Arrivés devant les deux gigantesques portes de chêne qui servaient d'entrée à l'école de magie, les deux s'arrêtèrent et déglutirent, le cœur serré d'appréhension.

-L'heure de vérité... lança Drago, lugubre.

Il agita sa baguette, et les portes s'ouvrirent en grinçant. Les Alpha Alpha Alpha se ruèrent à l'intérieur du château, tant à la recherche de chaleur que de visages amicaux. Leurs pas hâtifs résonnèrent dans le hall, et, d'un même mouvement, ils se précipitèrent sur la double porte de la Grande Salle. Derrière laquelle se faisait entendre un joyeux brouhaha.

-Des gens ! Y'a des gens ! s'exclama Lucrécya, les yeux ronds.

La batteuse ouvrit la porte d'un violent coup de pied, et les deux entrèrent en trombe en hurlant, paniqués :

-VITE ! LE TRAIN ! LE TRAIN !

-Z'ON TOUS CLAMSÉ !

-J'IMPLORE VOTRE AIDE !

-C'EST LE DIABLE ! LE DIABLE !!!

-IL N'Y A PAS LE MOINDRE SURVIVANT !

-LE DIABLE, QUE JE VOUS DIS !!!

Les conversations se turent d'un coup, et tous les regards se braquèrent sur Lucrécya et Drago.

Assise au centre de la table des professeurs, Minerva McGonagall se leva, solennellement. Elle considéra les deux nouveaux venus d'un air sévère, puis articula :

-Miss Rincevent. Monsieur Malefoy... Vous êtes en retard.

-Mais, mamzelle, vous comprenez pas ! gémit la batteuse.

-Je comprend que vos camarades ont tous terminés leurs brillantes présentations, eux, rétorqua la directrice d'un ton pète-sec.

-Mais le Diable... balbutia Lulu, perdue comme jamais.

Drago, quant à lui, s'était figé aux côtés de son amie :

-Nos camarades ? Comment ça, nos camarades ?!

Aussitôt, des rires méchants et moqueurs s'élevèrent, et firent tourner la tête des Alphas... qui sursautèrent comme un seul sorcier.

Ils étaient là. Ils étaient tous là. TOUS. Susan Bones, Roger Davies, Cho Chang, Blaise Zabini, Justin Finch-Fletchey, et tous les autres passagers du Poudlard Express soi-disant partis en cendres.  Assis à une petite table un peu en retrait, dans de jolis uniformes aux couleurs de leur universités respectives. Bien vivants... et totalement hilares. Ils s'esclaffaient jusqu'aux larmes et pointaient d'un doigt railleur les deux ex-Serpentards pantois.

-Mais... mais... balbutia Lulu, estomaquée.
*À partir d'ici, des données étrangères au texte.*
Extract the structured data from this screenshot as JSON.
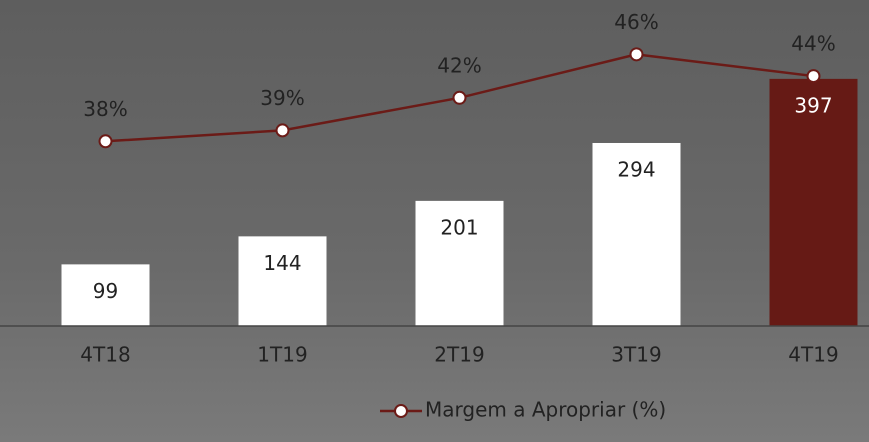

Mais mais mais mais mais... ?

Malefoy serra la mâchoire, et ses yeux acier se posèrent sur les « miraculés ». Et plus précisément sur le plus laid d'entre eux, qui se tenait les côtes de rire.

-Je me suis fait avoir par un Poufsouffle... souffla-t-il d'une voix quasi inaudible.

-Mais mais mais ! Mais mais...

-...par un Poufsouffle !

-Mais mais mais mais ? MAIS !

-...un Poufsouffle !!!

Malefoy dégaina sa baguette et fit un pas vers la petite table, les yeux fixés sur Justin... mais une ombre le surplomba, lui et Lulu. C'était la professeur McGonagall, qui les toisait d'un air désapprobateur, derrière ses petites lunettes strictes.

-Suivez moi, intima-t-elle.

Elle guida les deux devant la table professorale, puis éclaircit la gorge et s'exclama :

-Élèves de Poudlard, voici la délégation des étudiants de la Wizardry & Occult Witchcraft University ! Écoutez bien ce qu'ils ont à dire !

Elle plissa ses yeux vers les deux AAA, et  fit sèchement :

-J'espère que votre discours éclipsera votre retard.

Puis elle partit se rasseoir, sous le regard affolé de Lucrécya.

-Not'... not' discours ? murmura cette dernière, en écarquillant les yeux.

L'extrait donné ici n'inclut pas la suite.